Артем кисло улыбнулся, – Очень…мило. Я Артем.
Несмотря на бессонную ночь и выпитое пиво, он долго не мог заснуть. Ворочался, то закутывался в одеяло с головой, то спускал его, зыбкий, колеблющийся свет раздражал, Артем злился. Единственную кровать занял раненый мальчишка. Кроме кровати у Артема была только раскладушка – древняя, с причудливыми изгибами алюминиевых дуг, сверкающих тысячами царапин, с деревенским, в мелкий цветочек, вытертым ситцем. Артем не был джентльменом. Будь девочка хоть года на четыре постарше, он преспокойно бы забрал раскладушку себе, а ей бы постелил на полу. Но девочке с древнегреческим именем было двенадцать лет, если не меньше. И Артем лежал на полу кухни, старательно отгоняя мысль о том, что по его спящему телу будут бегать тараканы.
Серыми, потертыми волнами вплывал в комнату ненастный утренний свет. С угрюмой размеренностью через равные промежутки скрипела по асфальту дворничья метла. Звук то приближался, то отдалялся, словно дворник хотел подойти к его дому, но все не решался. Упокоенный этим размеренным шуршаньем, Артем наконец начал засыпать, бессвязно думая: «Гипнос и Танатос, сыновья Никты-ночи. Ну что же, хорошо, что нынешний готы подводят столь глубокий базис под свою… под свою идеологию, да. Гипнос и Танатос, сыновья Никты-ночи. И еще что-то про медные и костяные ворота, из которых выходят лживые и пророческие сны…».
Все сливалось, смягчалось, теряло форму. Одеяло переходило в пол, пол, плавно закругляясь, в стену, колышущиеся занавески как будто слились с воздухом, став просто цветным порывом прохладного ветерка.
Размеренное шуршание наконец стало одним непрерывным звуком, то усиливающимся, то ослабевающим – как шум волн где-то далеко-далеко.
Артем заснул.
А дворник на улице, действительно, томился, тосковал, но из-за невнятного, смутного страха не мог подойти к его дому. Он шел, сколько мог, равнодушно помахивая метлой, но потом что-то в нем ломалось, он разворачивался и быстро шел назад, все так же автоматически скребя своим инструментом по асфальту. Потом он останавливался, тяжело дышал, пытался понять, что же именно его пугало. Стоял так, и снова, как завороженный, шел к дому Артема – желтому старому дому, разросшемуся в его глазах до какого-то таинственного храма, до древней пещеры со спящим драконом и его сокровищами, до, быть может, хрустального гроба со ждущей поцелуя мертвой женщиной.

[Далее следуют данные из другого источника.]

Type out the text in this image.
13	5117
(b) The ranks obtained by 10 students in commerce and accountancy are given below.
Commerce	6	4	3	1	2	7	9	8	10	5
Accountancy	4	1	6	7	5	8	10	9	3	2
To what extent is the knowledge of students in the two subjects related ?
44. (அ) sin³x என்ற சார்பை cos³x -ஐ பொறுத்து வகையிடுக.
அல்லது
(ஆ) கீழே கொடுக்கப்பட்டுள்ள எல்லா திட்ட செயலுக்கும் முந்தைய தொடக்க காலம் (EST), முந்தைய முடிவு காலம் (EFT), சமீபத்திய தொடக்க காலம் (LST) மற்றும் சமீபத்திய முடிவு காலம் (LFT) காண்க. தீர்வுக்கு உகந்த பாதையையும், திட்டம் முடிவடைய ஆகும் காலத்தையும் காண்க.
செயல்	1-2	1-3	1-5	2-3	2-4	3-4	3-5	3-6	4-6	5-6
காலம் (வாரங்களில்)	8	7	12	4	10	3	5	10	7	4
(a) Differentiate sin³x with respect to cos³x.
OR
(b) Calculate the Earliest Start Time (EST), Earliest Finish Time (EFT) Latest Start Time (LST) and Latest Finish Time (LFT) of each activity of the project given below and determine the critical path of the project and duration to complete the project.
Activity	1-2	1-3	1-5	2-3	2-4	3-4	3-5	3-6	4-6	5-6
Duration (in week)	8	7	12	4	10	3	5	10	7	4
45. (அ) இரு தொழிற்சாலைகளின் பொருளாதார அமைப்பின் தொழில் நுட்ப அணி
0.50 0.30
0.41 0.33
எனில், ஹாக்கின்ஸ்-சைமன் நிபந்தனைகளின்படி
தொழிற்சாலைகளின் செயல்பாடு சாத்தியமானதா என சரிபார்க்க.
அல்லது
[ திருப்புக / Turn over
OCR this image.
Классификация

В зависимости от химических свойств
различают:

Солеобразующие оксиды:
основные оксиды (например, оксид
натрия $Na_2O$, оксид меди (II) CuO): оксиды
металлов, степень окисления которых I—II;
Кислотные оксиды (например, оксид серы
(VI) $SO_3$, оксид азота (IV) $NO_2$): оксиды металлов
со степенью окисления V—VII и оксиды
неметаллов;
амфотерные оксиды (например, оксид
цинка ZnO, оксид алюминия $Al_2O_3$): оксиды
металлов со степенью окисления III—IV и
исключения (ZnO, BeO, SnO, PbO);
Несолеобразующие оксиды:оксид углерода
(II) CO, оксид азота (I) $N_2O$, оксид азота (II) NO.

Дворник не всегда был дворником. Когда он только приехал в Питер, он работал живой рекламой. Ходил по улицам в костюмах огромных плюшевых докторов, медведей и прочих талисманов иллюзорного мира рекламы и торговли и раздавал яркие бумажки, которые брали редко, а если и брали, то только чтобы донести до ближайшей урны. Поначалу это казалось неплохой идеей – на свете не так уж много профессий, в которых маска является обязательным элементом дресс-кода. Но летом в костюмах было удушающее жарко, дышать было тяжело, голова болела, а иногда вдруг темнело в глазах, слабели ноги, и он с ужасом думал, что если он сейчас упадет, то никто ему не поможет, так он и сдохнет в этом плюшевом саркофаге, сжимая стопку блестящих глянцевых бумажек в руке. Зимой же..Костюмы были достаточно толстые, чтоб под них нельзя было надеть куртки или пальто, но при этом совершенно не удерживали тепла. Он стоял как бы голый под черным колючим ветром и старался не смотреть на себя. Когда он смотрел, восприятие двоилось. То он видел свои жилистые обнаженные ноги, засыпанные снегом, заиндевевшие, то – ярко красные, гадко раздутые штаны очередного рекламного персонажа, чью шкуру ему приходилось носить. А король-то голый, ха-ха. Или даже – мертвец в мультяшной шкуре.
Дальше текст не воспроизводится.